The brunt of that decision is worn by new Australia Post CEO Christine Holgate, previously CEO of listed vitamins company Blackmores. Her annual remuneration will commence at a capped $2.75 million.
There is no reason to suppose that Ms Holgate will be any less effective than her predecessor despite the thinner pay packet.
Boards are not entirely insensitive to community unease about heady remuneration levels, and in particular the role of bonuses and incentives driving up CEO remuneration, which has helped Alan Joyce’s pay almost double from $13 million in 2016 to become Australia’s highest paid CEO this year at $24.6 million.
Incentives are murky terrain and in the past it has seemed that less-than-stellar performances by CEOs have still been rewarded with generous add-ons. This year, the CEOs of Telstra, Commonwealth Bank, AMP and Seven West Media were among those to miss out on lucrative bonuses. Telstra CEO Andy Penn’s pay of $5.2 million, still noteworthy, represents a clip of $1.6 million on the previous year. And Commonwealth Bank CEO Ian Narev’s pay for the year was reduced from $12.3 million to $5.7 million.

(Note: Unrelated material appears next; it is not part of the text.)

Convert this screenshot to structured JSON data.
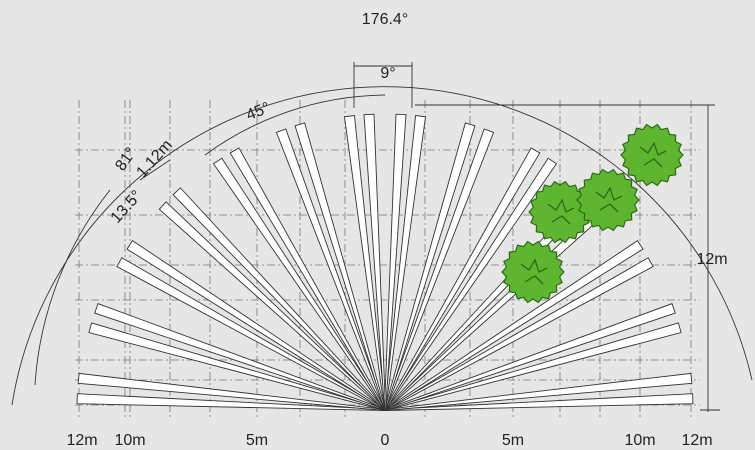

CEO super salaries have long been a sore point in the community but they are especially grating in the current economy, ostensibly a growing economy but one which since the global financial crisis has offered little reward for wage earners.
Whatever restraint is evident in some companies, every sign is that corporate Australia remains wedded to the incentives-laden model for CEOs. One need look no further than Mr Joyce’s bumper pay packet: his base pay was $2.1 million.
Most Australians would reasonably ask why a CEO on a good wicket should be additionally rewarded for doing his or her job?
A report by corporate adviser Conrad Liveris shows that CEOs of ASX100 companies earn an average of $4.75 million. Over the past 12 months, CEO earnings have grown 46% faster than average earnings for Australian workers.
These are sobering statistics for workers whose financial security has been nobbled by persistent record-low wages growth.